Lmao about the boys. I started watching that and definitely in the first season it wasn’t even subtle, by the 4th season, which apparently is when conservatives got mad (?), it was beating you into submission with the messaging. Like, subtlety was not even in the lexicon, more like bulldozing you.
So, I have read and been told this many times before. Some times I will rewatch the movie to try and see that narrative. And I’ll admit, I’m and idiot. But I can’t get past the idea of: Bugs are just icky, no matter the size. Remove at all costs.

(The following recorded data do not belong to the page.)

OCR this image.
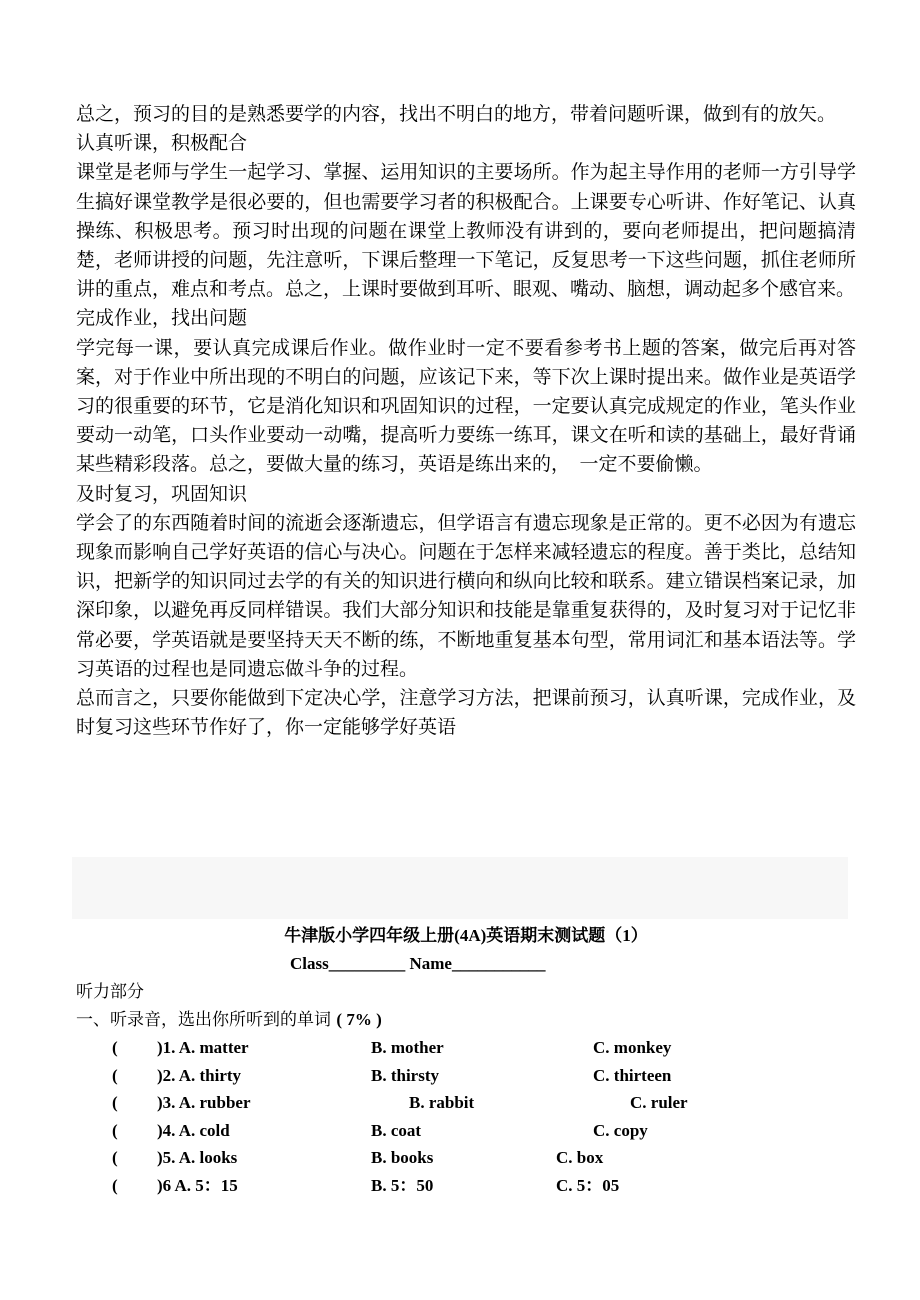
总之，预习的目的是熟悉要学的内容，找出不明白的地方，带着问题听课，做到有的放矢。

认真听课，积极配合

课堂是老师与学生一起学习、掌握、运用知识的主要场所。作为起主导作用的老师一方引导学生搞好课堂教学是很必要的，但也需要学习者的积极配合。上课要专心听讲、作好笔记、认真操练、积极思考。预习时出现的问题在课堂上教师没有讲到的，要向老师提出，把问题搞清楚，老师讲授的问题，先注意听，下课后整理一下笔记，反复思考一下这些问题，抓住老师所讲的重点，难点和考点。总之，上课时要做到耳听、眼观、嘴动、脑想，调动起多个感官来。

完成作业，找出问题

学完每一课，要认真完成课后作业。做作业时一定不要看参考书上题的答案，做完后再对答案，对于作业中所出现的不明白的问题，应该记下来，等下次上课时提出来。做作业是英语学习的很重要的环节，它是消化知识和巩固知识的过程，一定要认真完成规定的作业，笔头作业要动一动笔，口头作业要动一动嘴，提高听力要练一练耳，课文在听和读的基础上，最好背诵某些精彩段落。总之，要做大量的练习，英语是练出来的，　一定不要偷懒。

及时复习，巩固知识

学会了的东西随着时间的流逝会逐渐遗忘，但学语言有遗忘现象是正常的。更不必因为有遗忘现象而影响自己学好英语的信心与决心。问题在于怎样来减轻遗忘的程度。善于类比，总结知识，把新学的知识同过去学的有关的知识进行横向和纵向比较和联系。建立错误档案记录，加深印象，以避免再反同样错误。我们大部分知识和技能是靠重复获得的，及时复习对于记忆非常必要，学英语就是要坚持天天不断的练，不断地重复基本句型，常用词汇和基本语法等。学习英语的过程也是同遗忘做斗争的过程。

总而言之，只要你能做到下定决心学，注意学习方法，把课前预习，认真听课，完成作业，及时复习这些环节作好了，你一定能够学好英语

牛津版小学四年级上册(4A)英语期末测试题（1）
Class_________ Name___________
听力部分
一、听录音，选出你所听到的单词 ( 7% )
( )1. A. matter	B. mother	C. monkey
( )2. A. thirty	B. thirsty	C. thirteen
( )3. A. rubber	B. rabbit	C. ruler
( )4. A. cold	B. coat	C. copy
( )5. A. looks	B. books	C. box
( )6 A. 5：15	B. 5：50	C. 5：05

I will never understand how they made the entire movie and then had any possible thought people would understand their perspective. The problem is they got lost in the utopia part of the fascist utopia. Sure their culture looks weird from our perspective and has a fascist paint job., but is it really that bad of a society to live in as depicted? Everyone is depicted as generally agreeing with society and it’s norms, society seems to filter people into the roles that actually let them reach the best of their own abilities and that of the culture. No semblance or poverty or even elitism – except against bugs which are mindless as far as the audience knows. The closest we get to seeing that the bugs might be sentient is a psychic dude telling us that a prisoner of war is feeling fear while it is bound, defeated, and surrounded by its enemies.
Except they aren’t bugs in your home, they’re isolated to their own planet already.
Plus, consider the justification for the attack;
“the bugs attacked Earth first”
REALLY?
Consider the amount of maths and physics knowledge for us to get to our own moon. We have to calculate the trajectory of our own moon, the spin of the Earth, gravity, etc.
Now, in the movie, apparently the bugs bombed Earth.
FUCKING HOW. They exist outside our solar system. The level of maths for this is impossible without computers.
Not only have you got all the complications we had for a celestial body which was closest to us, but our sun has its own orbit within the milky way.
The narrative that the bugs attacked Earth first was a false flag. It was almost certainly just a meteor which couldn’t be stopped, which gave someone a reason to keep the perpetual motion machine of Fascism alive.
Without a common enemy, Fascism turns inwards.
The most blatant satire part of the movie (imo) is when the recruiter with the prosthetic arm says “the mobile infantry made me the man I am today” and scoots his chair back revealing both legs missing.
Also near the end when NPH shows up in what is almost a direct copy of an SS uniform. It’s a bit on the nose.
The brilliance of the movie is you follow the main characters who are 100% indoctrinated into this shit. There’s really no voice of reason. Nothing (aside from the whole nazi uniform thing) really screams fash if you’re not paying attention.
I watched it way back when I was young and didn’t get any of the satire. I watched in my 20s and I asked myself:
You have technology to move through space and shit, they could just rain bombs from orbit or throw asteroids onto the planet. But no! The best way to fight is to use masses of underquipped soldiers that fight the horrors of bugs.
The war seems secondary, killing soldiers looks like the first priority in these movies.
The most satire parts are not about fighting the bugs. The “only a dead … is a good …” is a classic fascist trope, but it’s the parts about disregard of human life and health and the propaganda in the movie that really mock fascism.